Programlanmış öğrenmenin blok teknolojisi, görevleri çözmek için materyali incelerken çeşitli eylemleri hesaba katan bir programdan oluşur. Doğal olarak, blok sisteminin okul ders kitapları önceki teknolojilerin analoglarından niteliksel olarak farklı olacaktır. İçindeÇözümü öğrencinin bilgisini, yaratıcılığını ve iradesini harekete geçirmesini gerektiren problem bloğu ön plana çıkar.

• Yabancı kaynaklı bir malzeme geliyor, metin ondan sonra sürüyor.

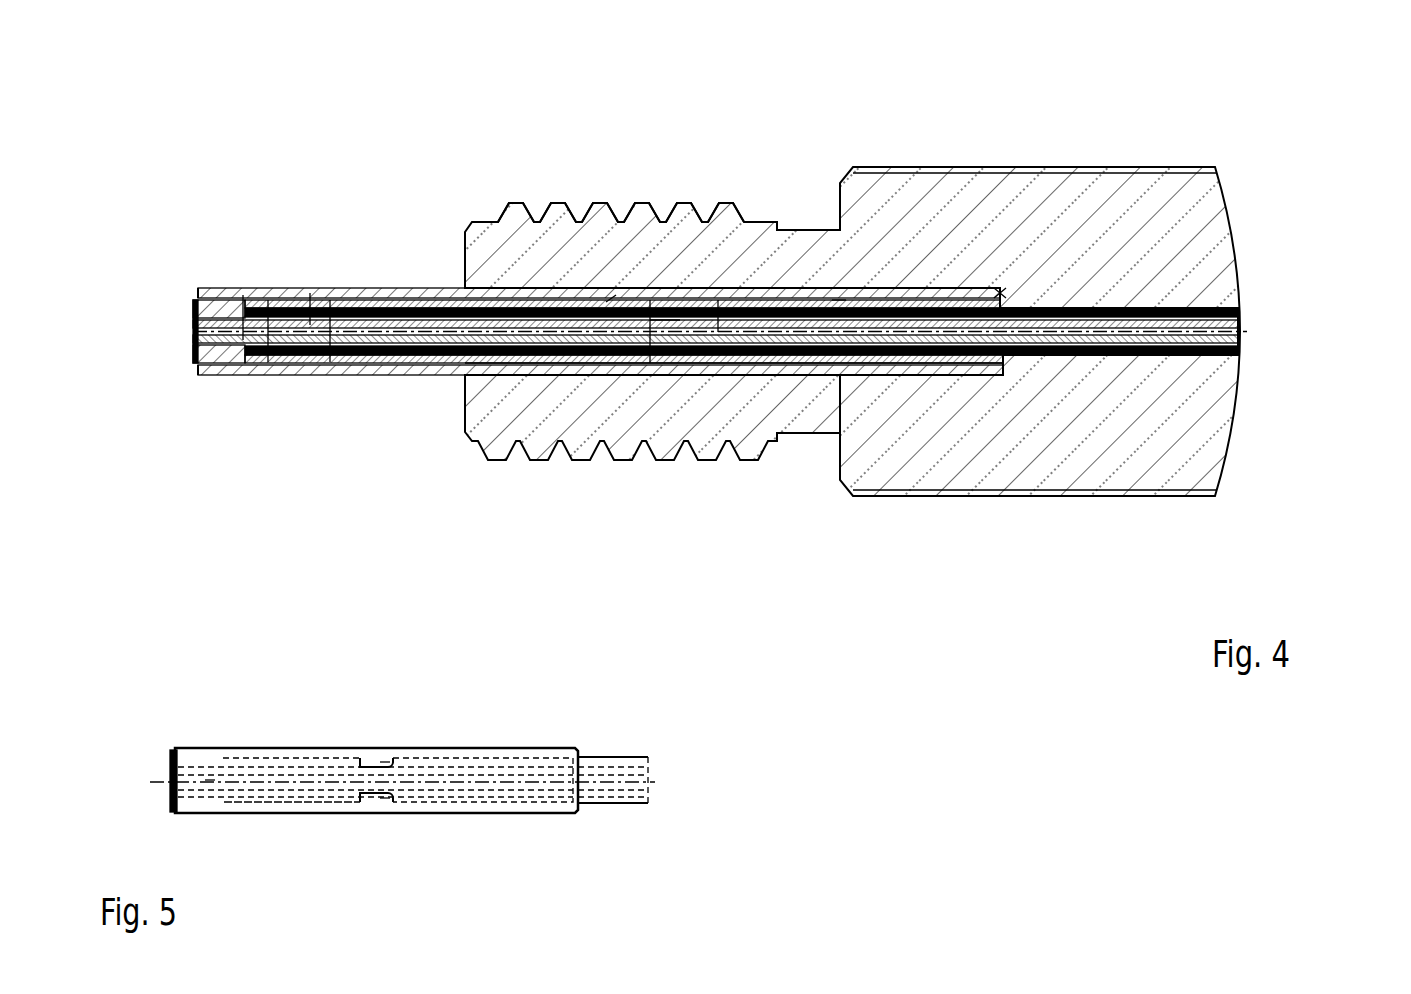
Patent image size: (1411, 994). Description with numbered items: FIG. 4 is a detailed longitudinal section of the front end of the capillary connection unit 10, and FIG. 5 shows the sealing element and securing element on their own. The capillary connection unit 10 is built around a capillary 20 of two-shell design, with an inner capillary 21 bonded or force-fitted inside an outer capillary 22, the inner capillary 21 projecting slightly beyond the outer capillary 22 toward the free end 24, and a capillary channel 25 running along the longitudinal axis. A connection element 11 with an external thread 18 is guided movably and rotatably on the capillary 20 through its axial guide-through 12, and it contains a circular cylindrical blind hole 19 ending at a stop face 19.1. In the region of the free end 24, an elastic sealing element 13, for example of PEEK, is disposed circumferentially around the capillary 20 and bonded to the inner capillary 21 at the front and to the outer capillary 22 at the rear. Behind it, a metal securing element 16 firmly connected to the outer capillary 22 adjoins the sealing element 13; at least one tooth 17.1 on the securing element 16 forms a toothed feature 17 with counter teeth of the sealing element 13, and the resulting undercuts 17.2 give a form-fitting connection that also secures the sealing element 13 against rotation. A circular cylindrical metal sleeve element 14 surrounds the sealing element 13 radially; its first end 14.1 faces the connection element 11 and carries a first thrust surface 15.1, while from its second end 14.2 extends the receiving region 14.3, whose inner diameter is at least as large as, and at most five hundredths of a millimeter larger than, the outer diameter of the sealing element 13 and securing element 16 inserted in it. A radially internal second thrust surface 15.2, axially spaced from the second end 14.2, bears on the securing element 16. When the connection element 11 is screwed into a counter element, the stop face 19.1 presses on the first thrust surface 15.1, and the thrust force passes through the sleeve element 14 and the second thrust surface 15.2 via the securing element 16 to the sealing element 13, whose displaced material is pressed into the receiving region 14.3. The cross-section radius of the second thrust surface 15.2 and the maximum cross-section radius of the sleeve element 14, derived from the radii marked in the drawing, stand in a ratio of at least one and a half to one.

In FIG. 4, the capillary connection unit 10 is at (340, 108).
In FIG. 4, the connection element 11 is at (995, 167).
In FIG. 4, the axial guide-through 12 is at (1157, 360).
In FIG. 4, the sealing element 13 is at (193, 353).
In FIG. 5, the sealing element 13 is at (245, 748).
In FIG. 4, the sleeve element 14 is at (797, 290).
In FIG. 4, the first end 14.1 is at (1005, 363).
In FIG. 4, the second end 14.2 is at (197, 290).
In FIG. 4, the receiving region 14.3 is at (375, 380).
In FIG. 4, the first thrust surface 15.1 is at (1003, 296).
In FIG. 4, the second thrust surface 15.2 is at (603, 363).
In FIG. 5, the securing element 16 is at (510, 748).
In FIG. 5, the toothed feature 17 is at (370, 740).
In FIG. 5, the tooth 17.1 is at (385, 762).
In FIG. 5, the undercuts 17.2 is at (383, 800).
In FIG. 4, the thread 18 is at (628, 212).
In FIG. 4, the blind hole 19 is at (840, 380).
In FIG. 4, the stop face 19.1 is at (998, 292).
In FIG. 4, the capillary 20 is at (1108, 307).
In FIG. 5, the capillary 20 is at (613, 757).
In FIG. 4, the inner capillary 21 is at (1240, 327).
In FIG. 4, the outer capillary 22 is at (1240, 315).
In FIG. 4, the free end 24 is at (193, 325).
In FIG. 5, the free end 24 is at (170, 773).
In FIG. 4, the capillary channel 25 is at (310, 293).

Modern eğitimde programlı öğrenme
İncelenen teknolojinin artıları ve eksileri, aşağıdaki sonuçlara varmamızı sağlar:
• öğrenciyi çalışkanlığa, eylemlerin doğruluğuna alıştırmak, bir sorunu çözmek için yeni yollar bulma, yaratıcı düşünme, kendi hipotezlerini ortaya koyma gibi becerilerin oluşumunu yavaşlatır;
• programlı öğrenme evrensel bir problem çözme yöntemi değildir ve bilinçli uygulama gerektirir;
• yardımcı bir yöntem olarak, bu teknoloji birçok sorunu çözmek için iyidir (bilgiyle tanışma, bilgiyi pekiştirme, öğrenmeyi izleme ve değerlendirme vb.);
• Uygulamanın gösterdiği gibi, öğrenme sürecinin otomasyonu yalnızca onu sınıfta kullanmaya iyi hazırlanmış bir öğretmen tarafından kullanılırsa işe yarar.
Birleşik devlet sınavı
Kim ne derse desin, KULLANIM programlanmış öğrenmenin bir test şeklidir. Bu ürünün yararlılığı ve zararı konusundaki anlaşmazlıkta birçok kopya kırıldı, ancak bugün bilginin kitlesel kontrolünü hızlı ve yeterli derecede kesin olarak yürütmenin yollarından biri.
Ancak üstün yetenekli çocukların büyük çoğunluğunun çeşitli nesnel sebeplerden dolayı sınavda iyi sonuçlar göstermediği unutulmamalıdır. Bu nedenle, programlanmış öğrenme teknolojisini abartmak ve küçümsemek sonuçlarla doludur.